What could happen that would invalidate this narrative?
  • The large increase in hotel supply over the past two years, combined with macroeconomic uncertainties and weakened consumer spending, is resulting in negative pressure on RevPAR (revenue per available room), which the company expects to remain slightly below previous guidance, potentially impacting long-term revenue growth.
  • The strategy of rapid expansion and deeper penetration into lower-tier cities creates risk of overexpansion, especially if local economic growth underperforms, leading to potential underutilization of assets and future pressure on operating margins and earnings.
  • Persistent pressure from new higher-quality hotel openings is cannibalizing older versions of existing hotels (especially HanTing 2.0/2.5 and below), resulting in declining same-store RevPAR and requiring ongoing capital investment or upgrades, which may weigh on net margins and require significant CapEx.
  • The company's ongoing reduction of leased and owned asset exposure (asset-heavy business) leads to shrinking profit contributions from this segment, while efforts to negotiate rent reductions and optimize costs may not fully offset margin declines or lost profitability, pressuring overall group earnings quality.
  • Market conditions, including extreme weather events, ongoing macro uncertainty, and aggressive discounting by local governments to boost leisure travel demand, create a challenging and unpredictable environment for maintaining growth in occupancy and room rates, adding long-term risks to the stability of revenue and margin forecasts.

Valuation

How have all the factors above been brought together to estimate a fair value?
  • The analysts have a consensus price target of $43.908 for H World Group based on their expectations of its future earnings growth, profit margins and other risk factors. However, there is a degree of disagreement amongst analysts, with the most bullish reporting a price target of $55.3, and the most bearish reporting a price target of just $35.79.
  • In order for you to agree with the analyst's consensus, you'd need to believe that by 2028, revenues will be CN¥28.8 billion, earnings will come to CN¥5.9 billion, and it would be trading on a PE ratio of 21.4x, assuming you use a discount rate of 10.6%.
  • Given the current share price of $36.64, the analyst price target of $43.91 is 16.6% higher.
  • We always encourage you to reach your own conclusions though. So sense check these analyst numbers against your own assumptions and expectations based on your understanding of the business and what you believe is probable.
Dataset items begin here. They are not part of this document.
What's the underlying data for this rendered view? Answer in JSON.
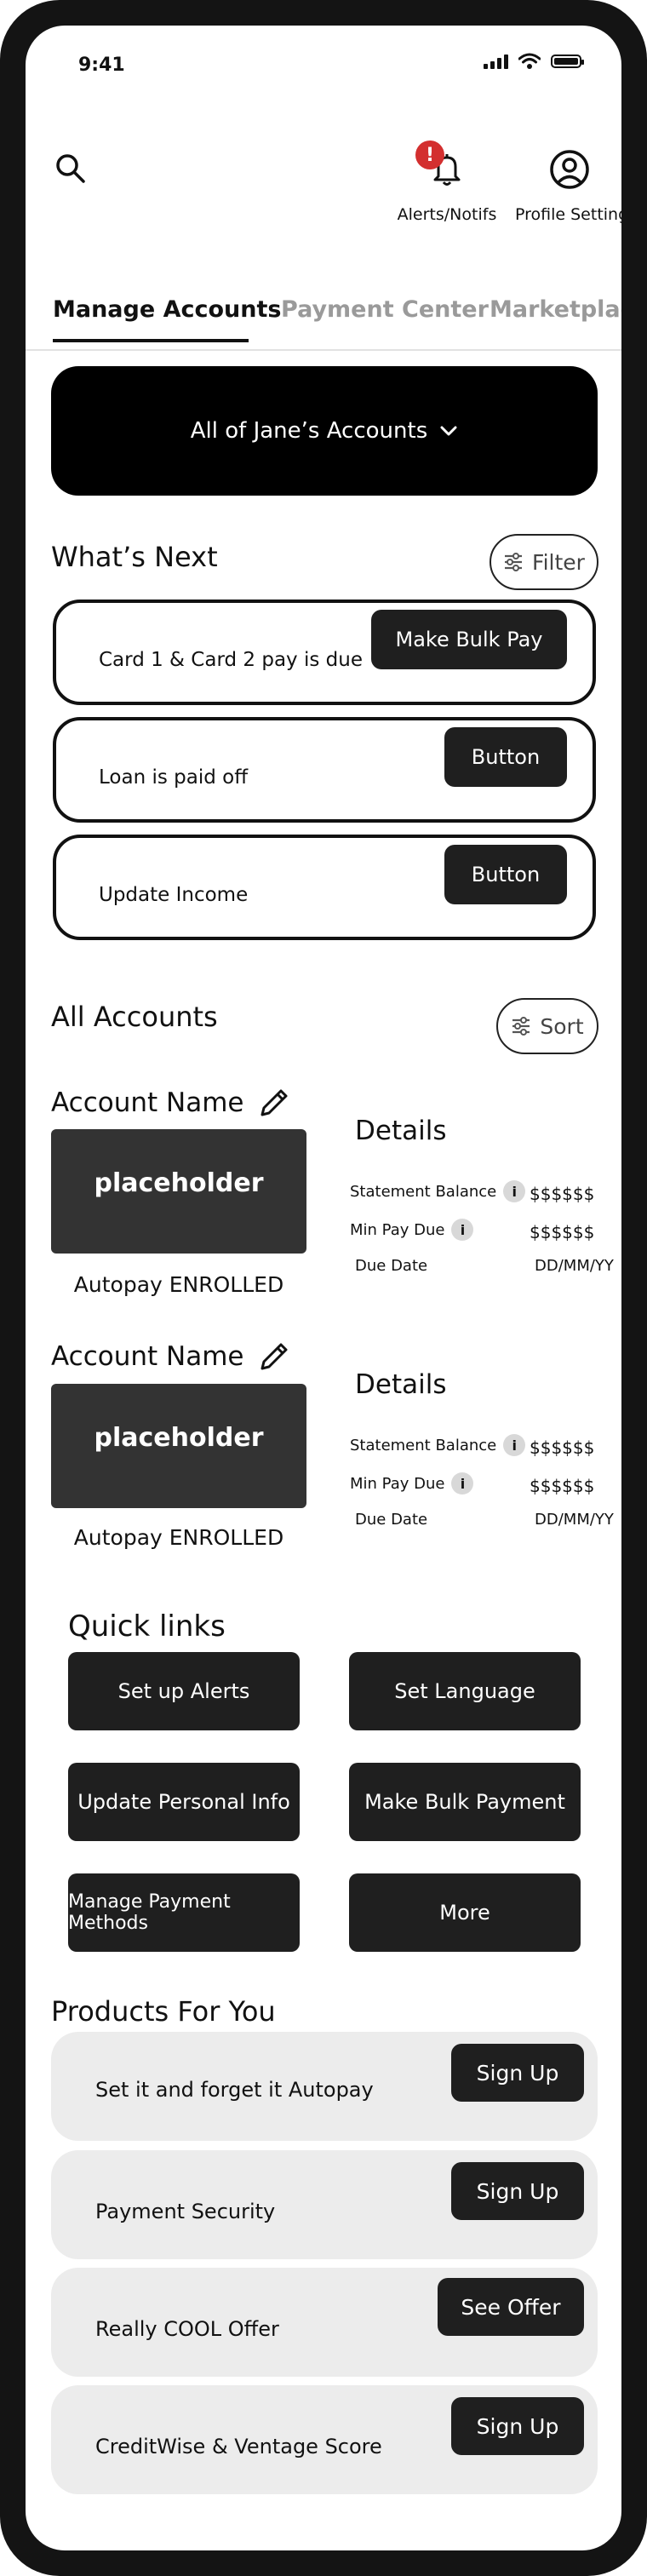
{
  "status_bar": {
    "time": "9:41"
  },
  "header": {
    "alerts_label": "Alerts/Notifs",
    "alerts_badge": "!",
    "profile_label": "Profile Settings"
  },
  "tabs": [
    {
      "label": "Manage Accounts"
    },
    {
      "label": "Payment Center"
    },
    {
      "label": "Marketplace"
    }
  ],
  "account_selector": {
    "label": "All of Jane’s Accounts"
  },
  "whats_next": {
    "title": "What’s Next",
    "filter_label": "Filter",
    "items": [
      {
        "text": "Card 1 & Card 2 pay is due",
        "button": "Make Bulk Pay"
      },
      {
        "text": "Loan is paid off",
        "button": "Button"
      },
      {
        "text": "Update Income",
        "button": "Button"
      }
    ]
  },
  "all_accounts": {
    "title": "All Accounts",
    "sort_label": "Sort",
    "accounts": [
      {
        "name": "Account Name",
        "image_text": "placeholder",
        "autopay": "Autopay ENROLLED",
        "details_title": "Details",
        "rows": [
          {
            "label": "Statement Balance",
            "value": "$$$$$$"
          },
          {
            "label": "Min Pay Due",
            "value": "$$$$$$"
          },
          {
            "label": "Due Date",
            "value": "DD/MM/YY"
          }
        ]
      },
      {
        "name": "Account Name",
        "image_text": "placeholder",
        "autopay": "Autopay ENROLLED",
        "details_title": "Details",
        "rows": [
          {
            "label": "Statement Balance",
            "value": "$$$$$$"
          },
          {
            "label": "Min Pay Due",
            "value": "$$$$$$"
          },
          {
            "label": "Due Date",
            "value": "DD/MM/YY"
          }
        ]
      }
    ]
  },
  "quick_links": {
    "title": "Quick links",
    "items": [
      "Set up Alerts",
      "Set Language",
      "Update Personal Info",
      "Make Bulk Payment",
      "Manage Payment Methods",
      "More"
    ]
  },
  "products": {
    "title": "Products For You",
    "items": [
      {
        "text": "Set it and forget it Autopay",
        "button": "Sign Up"
      },
      {
        "text": "Payment Security",
        "button": "Sign Up"
      },
      {
        "text": "Really COOL Offer",
        "button": "See Offer"
      },
      {
        "text": "CreditWise & Ventage Score",
        "button": "Sign Up"
      }
    ]
  },
  "colors": {
    "badge": "#d32f2f",
    "dark": "#1f1f1f",
    "product_bg": "#ececec"
  },
  "icons": [
    "search-icon",
    "bell-icon",
    "profile-icon",
    "chevron-down-icon",
    "filter-icon",
    "sort-icon",
    "pencil-icon",
    "info-icon"
  ]
}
How well do narratives help inform your perspective?

Disclaimer

AnalystConsensusTarget is a tool utilizing a Large Language Model (LLM) that ingests data on consensus price targets, forecasted revenue and earnings figures, as well as the transcripts of earnings calls to produce qualitative analysis. The narratives produced by AnalystConsensusTarget are general in nature and are based solely on analyst data and publicly-available material published by the respective companies. These scenarios are not indicative of the company's future performance and are exploratory in nature. Simply Wall St has no position in the company(s) mentioned. Simply Wall St may provide the securities issuer or related entities with website advertising services for a fee, on an arm's length basis. These relationships have no impact on the way we conduct our business, the content we host, or how our content is served to users. The price targets and estimates used are consensus data, and do not constitute a recommendation to buy or sell any stock, and they do not take account of your objectives, or your financial situation. Note that AnalystConsensusTarget's analysis may not factor in the latest price-sensitive company announcements or qualitative material.